In [2]:
import os, sys, json
import cv2
import numpy as np
import matplotlib.pyplot as plt


In [3]:
# input
data_path = '//home//mayer//LocalRepository//JupyterProjects//MADE_2019_cv//02_CarPlatesOCR//data//'
data_path_generatedPlates = "//home//mayer//LocalRepository//JupyterProjects//MADE_2019_cv//02_CarPlatesOCR//data//train_generated_60k//"
train_file = os.path.join(data_path, 'train.json')
# output
train_seg_file = os.path.join(data_path, 'train_segmentation.json')
train_rec_file = os.path.join(data_path, 'train_recognition.json')
train_rec_file_ext = os.path.join(data_path, 'train_recognitionExt.json')

#### Generate segmentation dataset

In [None]:
# Lets convert bounding boxes to segmentation masks, you can do it on the fly,
# if you've got enough CPU and high num workers
with open(train_file) as rf:
    data = json.load(rf)

for i, elem in enumerate(data):
    if i % 100 == 0:
        print (i, len(data))
    fname = elem['file']
    path = os.path.join(data_path, fname)
    base, ext = os.path.splitext(fname)
    mask_fname = base + '.mask' + ext
    mask_path = os.path.join(data_path, mask_fname)
    nums = elem['nums']

    if not os.path.exists(mask_path):
        img = cv2.imread(path)
        if img is None:
            continue
        mask = np.zeros(shape=img.shape, dtype=np.uint8)
        for num in nums:
            bbox = np.array(num['box'])
            cv2.fillConvexPoly(mask, bbox, (255,255,255))
        cv2.imwrite(mask_path, mask)

    elem['mask'] = mask_fname

In [None]:
with open(train_seg_file, 'w') as wf:
    json.dump(data, wf)

In [None]:
# check data
from detection.dataset import DetectionDataset
#
dataset = DetectionDataset(data_path, config_file=train_seg_file,part=0.001)
print(len(dataset))
image, mask = dataset[0]
print(image.shape)
print(mask.shape)
print(np.max(mask))


#### Generate recognition dataset

In [None]:
# generate ocr dataset
if not os.path.exists(train_rec_file):
    with open(train_file) as rf:
        data = json.load(rf)

    new_data = []
    for i, elem in enumerate(data):
        #if i % 100 == 0:
        #    print (i, len(data))
        img_path = os.path.join(data_path, elem['file'])
        img = cv2.imread(img_path)
        if img is None:
            continue
        for j, true_box in enumerate(elem['nums']):
            base, ext = os.path.splitext(elem['file'])
            addon = base + '.box' + str(j) + ext
            crop_name = os.path.join(data_path, addon)

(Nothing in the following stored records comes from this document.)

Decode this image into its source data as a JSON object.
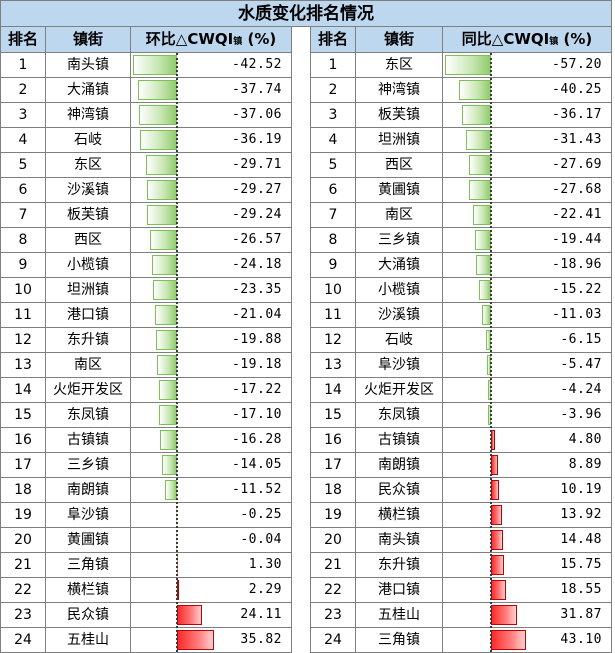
{
  "title": "水质变化排名情况",
  "left": {
    "col_rank": "排名",
    "col_town": "镇街",
    "col_metric": "环比△CWQI",
    "col_metric_sub": "镇",
    "col_metric_unit": "(%)",
    "axis_min": -42.52,
    "axis_max": 35.82
  },
  "right": {
    "col_rank": "排名",
    "col_town": "镇街",
    "col_metric": "同比△CWQI",
    "col_metric_sub": "镇",
    "col_metric_unit": "(%)",
    "axis_min": -57.2,
    "axis_max": 43.1
  },
  "chart_data": [
    {
      "type": "table",
      "title": "环比△CWQI镇 (%)",
      "rows": [
        {
          "rank": "1",
          "town": "南头镇",
          "value": -42.52
        },
        {
          "rank": "2",
          "town": "大涌镇",
          "value": -37.74
        },
        {
          "rank": "3",
          "town": "神湾镇",
          "value": -37.06
        },
        {
          "rank": "4",
          "town": "石岐",
          "value": -36.19
        },
        {
          "rank": "5",
          "town": "东区",
          "value": -29.71
        },
        {
          "rank": "6",
          "town": "沙溪镇",
          "value": -29.27
        },
        {
          "rank": "7",
          "town": "板芙镇",
          "value": -29.24
        },
        {
          "rank": "8",
          "town": "西区",
          "value": -26.57
        },
        {
          "rank": "9",
          "town": "小榄镇",
          "value": -24.18
        },
        {
          "rank": "10",
          "town": "坦洲镇",
          "value": -23.35
        },
        {
          "rank": "11",
          "town": "港口镇",
          "value": -21.04
        },
        {
          "rank": "12",
          "town": "东升镇",
          "value": -19.88
        },
        {
          "rank": "13",
          "town": "南区",
          "value": -19.18
        },
        {
          "rank": "14",
          "town": "火炬开发区",
          "value": -17.22
        },
        {
          "rank": "15",
          "town": "东凤镇",
          "value": -17.1
        },
        {
          "rank": "16",
          "town": "古镇镇",
          "value": -16.28
        },
        {
          "rank": "17",
          "town": "三乡镇",
          "value": -14.05
        },
        {
          "rank": "18",
          "town": "南朗镇",
          "value": -11.52
        },
        {
          "rank": "19",
          "town": "阜沙镇",
          "value": -0.25
        },
        {
          "rank": "20",
          "town": "黄圃镇",
          "value": -0.04
        },
        {
          "rank": "21",
          "town": "三角镇",
          "value": 1.3
        },
        {
          "rank": "22",
          "town": "横栏镇",
          "value": 2.29
        },
        {
          "rank": "23",
          "town": "民众镇",
          "value": 24.11
        },
        {
          "rank": "24",
          "town": "五桂山",
          "value": 35.82
        }
      ]
    },
    {
      "type": "table",
      "title": "同比△CWQI镇 (%)",
      "rows": [
        {
          "rank": "1",
          "town": "东区",
          "value": -57.2
        },
        {
          "rank": "2",
          "town": "神湾镇",
          "value": -40.25
        },
        {
          "rank": "3",
          "town": "板芙镇",
          "value": -36.17
        },
        {
          "rank": "4",
          "town": "坦洲镇",
          "value": -31.43
        },
        {
          "rank": "5",
          "town": "西区",
          "value": -27.69
        },
        {
          "rank": "6",
          "town": "黄圃镇",
          "value": -27.68
        },
        {
          "rank": "7",
          "town": "南区",
          "value": -22.41
        },
        {
          "rank": "8",
          "town": "三乡镇",
          "value": -19.44
        },
        {
          "rank": "9",
          "town": "大涌镇",
          "value": -18.96
        },
        {
          "rank": "10",
          "town": "小榄镇",
          "value": -15.22
        },
        {
          "rank": "11",
          "town": "沙溪镇",
          "value": -11.03
        },
        {
          "rank": "12",
          "town": "石岐",
          "value": -6.15
        },
        {
          "rank": "13",
          "town": "阜沙镇",
          "value": -5.47
        },
        {
          "rank": "14",
          "town": "火炬开发区",
          "value": -4.24
        },
        {
          "rank": "15",
          "town": "东凤镇",
          "value": -3.96
        },
        {
          "rank": "16",
          "town": "古镇镇",
          "value": 4.8
        },
        {
          "rank": "17",
          "town": "南朗镇",
          "value": 8.89
        },
        {
          "rank": "18",
          "town": "民众镇",
          "value": 10.19
        },
        {
          "rank": "19",
          "town": "横栏镇",
          "value": 13.92
        },
        {
          "rank": "20",
          "town": "南头镇",
          "value": 14.48
        },
        {
          "rank": "21",
          "town": "东升镇",
          "value": 15.75
        },
        {
          "rank": "22",
          "town": "港口镇",
          "value": 18.55
        },
        {
          "rank": "23",
          "town": "五桂山",
          "value": 31.87
        },
        {
          "rank": "24",
          "town": "三角镇",
          "value": 43.1
        }
      ]
    }
  ],
  "colors": {
    "header_bg": "#bdd7ee",
    "negative_bar": "#8fcc6b",
    "positive_bar": "#ff2a2a",
    "grid": "#7f7f7f"
  }
}
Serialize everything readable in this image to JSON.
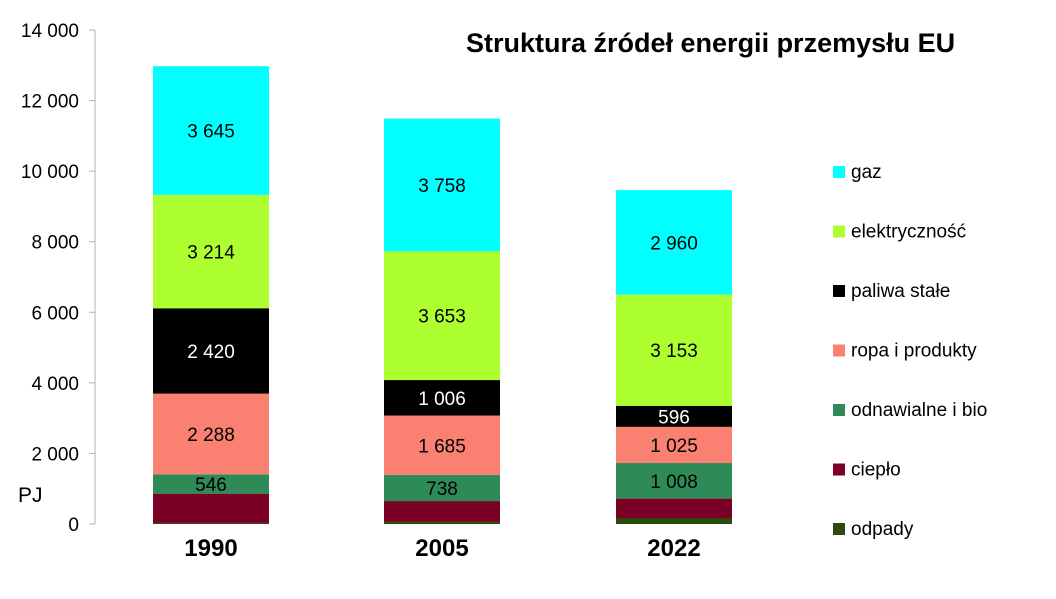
{
  "chart_data": {
    "type": "bar",
    "stacked": true,
    "title": "Struktura źródeł energii przemysłu EU",
    "ylabel": "PJ",
    "xlabel": "",
    "ylim": [
      0,
      14000
    ],
    "yticks": [
      0,
      2000,
      4000,
      6000,
      8000,
      10000,
      12000,
      14000
    ],
    "ytick_labels": [
      "0",
      "2 000",
      "4 000",
      "6 000",
      "8 000",
      "10 000",
      "12 000",
      "14 000"
    ],
    "grid": false,
    "legend_position": "right",
    "categories": [
      "1990",
      "2005",
      "2022"
    ],
    "series": [
      {
        "name": "odpady",
        "color": "#2f4a0c",
        "values": [
          30,
          60,
          170
        ],
        "labels": [
          "",
          "",
          ""
        ]
      },
      {
        "name": "ciepło",
        "color": "#7a0026",
        "values": [
          830,
          590,
          550
        ],
        "labels": [
          "",
          "",
          ""
        ]
      },
      {
        "name": "odnawialne i bio",
        "color": "#2e8b57",
        "values": [
          546,
          738,
          1008
        ],
        "labels": [
          "546",
          "738",
          "1 008"
        ]
      },
      {
        "name": "ropa i produkty",
        "color": "#fa8072",
        "values": [
          2288,
          1685,
          1025
        ],
        "labels": [
          "2 288",
          "1 685",
          "1 025"
        ]
      },
      {
        "name": "paliwa stałe",
        "color": "#000000",
        "values": [
          2420,
          1006,
          596
        ],
        "labels": [
          "2 420",
          "1 006",
          "596"
        ]
      },
      {
        "name": "elektryczność",
        "color": "#adff2f",
        "values": [
          3214,
          3653,
          3153
        ],
        "labels": [
          "3 214",
          "3 653",
          "3 153"
        ]
      },
      {
        "name": "gaz",
        "color": "#00ffff",
        "values": [
          3645,
          3758,
          2960
        ],
        "labels": [
          "3 645",
          "3 758",
          "2 960"
        ]
      }
    ]
  }
}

            box = true_box['box']
            x_box = [w[0] for w in box]
            y_box = [w[1] for w in box]
            x1, x2 = max(0, min(x_box)), max(x_box)
            y1, y2 = max(0, min(y_box)), max(y_box)
            crop = img[y1: y2, x1: x2, :] #  TODO: you can normalize bounding box to make the OCR task easier
            cv2.imwrite(crop_name, crop)

            new_data.append(dict(file=addon, text=true_box['text']))
        
    with open(train_rec_file, 'w') as wf:
         json.dump(new_data, wf)

In [None]:
# check
import recognition
#sys.path.insert(0, recognition.__path__[0])
from recognition.dataset import RecognitionDataset
train_dataset = RecognitionDataset(data_path, train_rec_file)
print('Train dataset: {}'.format(len(train_dataset)))
print(train_dataset[0]['image'].shape, train_dataset[0]['text'])

In [None]:
import torch
from recognition.model import RecognitionModel
model = RecognitionModel()
model.eval()
np.random.seed(0)
inputs = torch.Tensor(np.random.normal(size=(11, 3, 32, 320)))
outputs = model.forward(inputs, decode=True)
print(outputs)

#### Generate extended recognition dataset 

In [29]:
# read json with recognition dataset 
with open(train_rec_file) as rf:
    data = json.load(rf)

In [30]:
new_data = []
for root,dirs,names in os.walk(data_path_generatedPlates):
    folder = root.split("//")[-2]
    for name in names:
        new_data.append(dict(file=os.path.join(folder,name), text=name.split(".")[0].upper()))
data.extend(new_data)

In [31]:
with open(train_rec_file_ext, 'w') as wf:
    json.dump(data, wf)